Google’s AI watched thousands of hours of TV to learn how to read lips better than you


Google’s AI watched thousands of hours of TV to learn how to read lips better than you

Researchers from Google’s UK-based artificial intelligence division DeepMind have collaborated with scientists from the University of Oxford to develop the world’s most advanced lip-reading software – and it probably reads lips better than you.

To accomplish this, the researchers fed thousands of hours of TV footage from the BBC to a neural network, training it to annotate videos based on mouth movement analysis with an accuracy of 46.8 percent.

For context, when tasked with captioning the same video, a professional human lip-reader proved to be almost four times less efficient, accurately guessing the right word only 12.4 percent of the time.

The research builds upon previously published work by the University of Oxford that used similar techniques to build a lip-reading app called LipNet that could read video recordings of volunteers speaking in simple sentences with an accuracy of over 90 percent.
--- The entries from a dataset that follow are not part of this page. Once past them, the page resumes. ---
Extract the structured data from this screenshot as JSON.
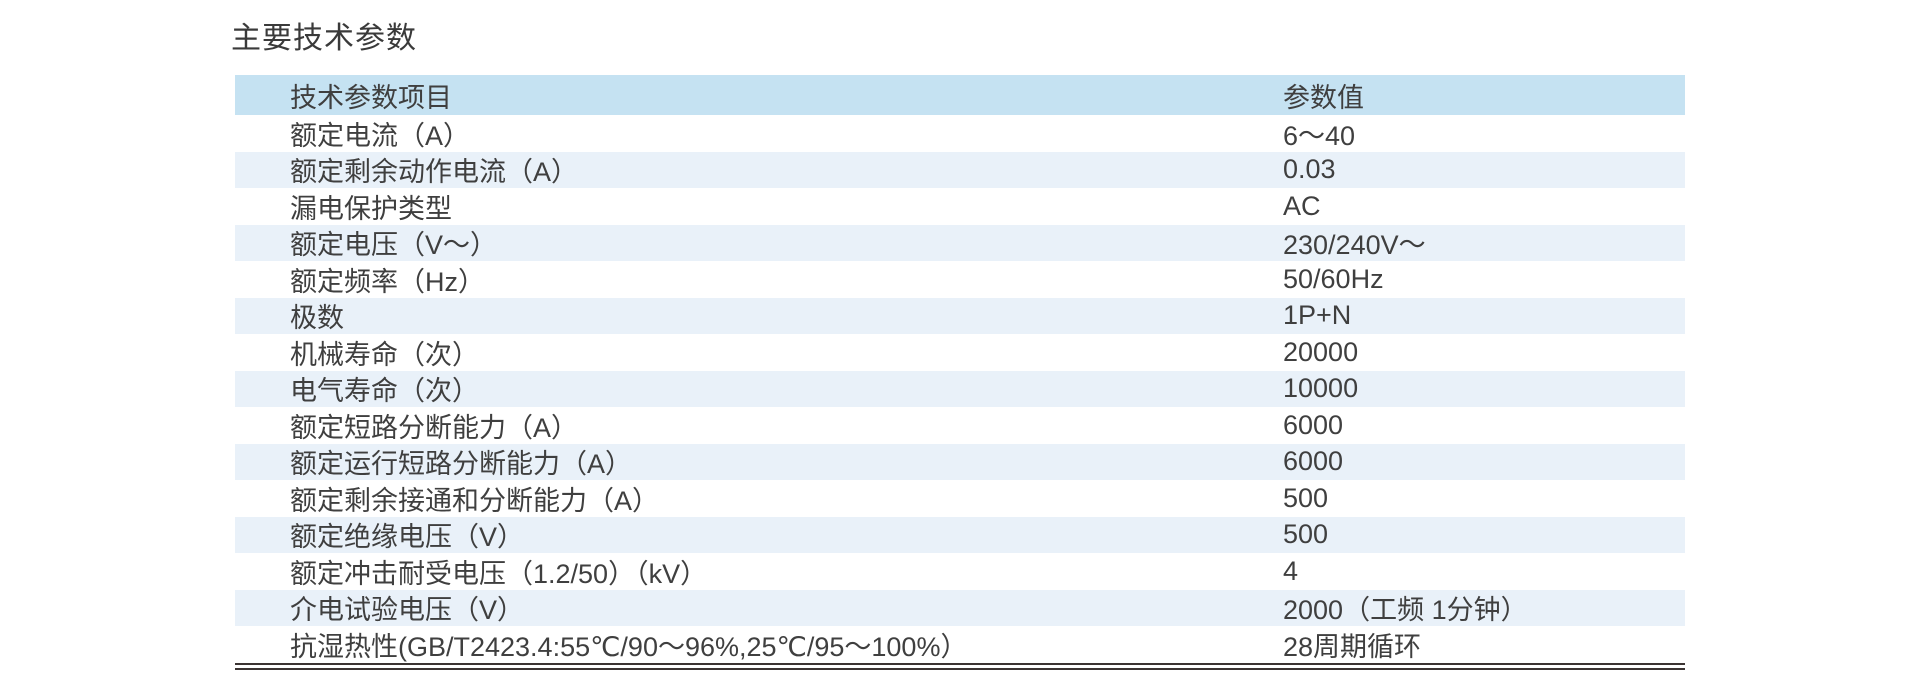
{
  "title": "主要技术参数",
  "table": {
    "columns": [
      "技术参数项目",
      "参数值"
    ],
    "rows": [
      {
        "label": "额定电流（A）",
        "value": "6～40"
      },
      {
        "label": "额定剩余动作电流（A）",
        "value": "0.03"
      },
      {
        "label": "漏电保护类型",
        "value": "AC"
      },
      {
        "label": "额定电压（V～）",
        "value": "230/240V～"
      },
      {
        "label": "额定频率（Hz）",
        "value": "50/60Hz"
      },
      {
        "label": "极数",
        "value": "1P+N"
      },
      {
        "label": "机械寿命（次）",
        "value": "20000"
      },
      {
        "label": "电气寿命（次）",
        "value": "10000"
      },
      {
        "label": "额定短路分断能力（A）",
        "value": "6000"
      },
      {
        "label": "额定运行短路分断能力（A）",
        "value": "6000"
      },
      {
        "label": "额定剩余接通和分断能力（A）",
        "value": "500"
      },
      {
        "label": "额定绝缘电压（V）",
        "value": "500"
      },
      {
        "label": "额定冲击耐受电压（1.2/50）（kV）",
        "value": "4"
      },
      {
        "label": "介电试验电压（V）",
        "value": "2000（工频 1分钟）"
      },
      {
        "label": "抗湿热性(GB/T2423.4:55℃/90～96%,25℃/95～100%）",
        "value": "28周期循环"
      }
    ]
  },
  "colors": {
    "header_row_bg": "#c5e2f2",
    "alt_row_bg": "#e9f1f9",
    "row_bg": "#ffffff",
    "text": "#3f3f3f",
    "bottom_rule": "#3b3432"
  }
}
However, unlike Oxford’s program, DeepMind’s software – dubbed “Watch, Listen, Attend, and Spell” – was trained and tested on much more challenging footage.

In the process, Google’s neural network watched 5,000 hours of footage from popular TV shows including Newsnight, Question Time and The World Today. The videos featured over 110,000 different sentences and approximately 17,500 unique words. By comparison, LipNet read a total of 51 unique words.

Here’s how the Google researchers sum up the scope and goals of their study:

The goal of this work is to recognise phrases and sentences being spoken by a talking face, with or without the audio. Unlike previous works that have focussed on recognising a limited number of words or phrases, we tackle lip reading as an open-world problem – unconstrained natural language sentences, and in the wild videos

Deep Mind speculates that besides coming in handy to individuals with impaired hearing, the newly developed software could also support a wide range of applications, including annotating films as well as communicating to digital assistants like Siri and Alexa simply by using lip gestures.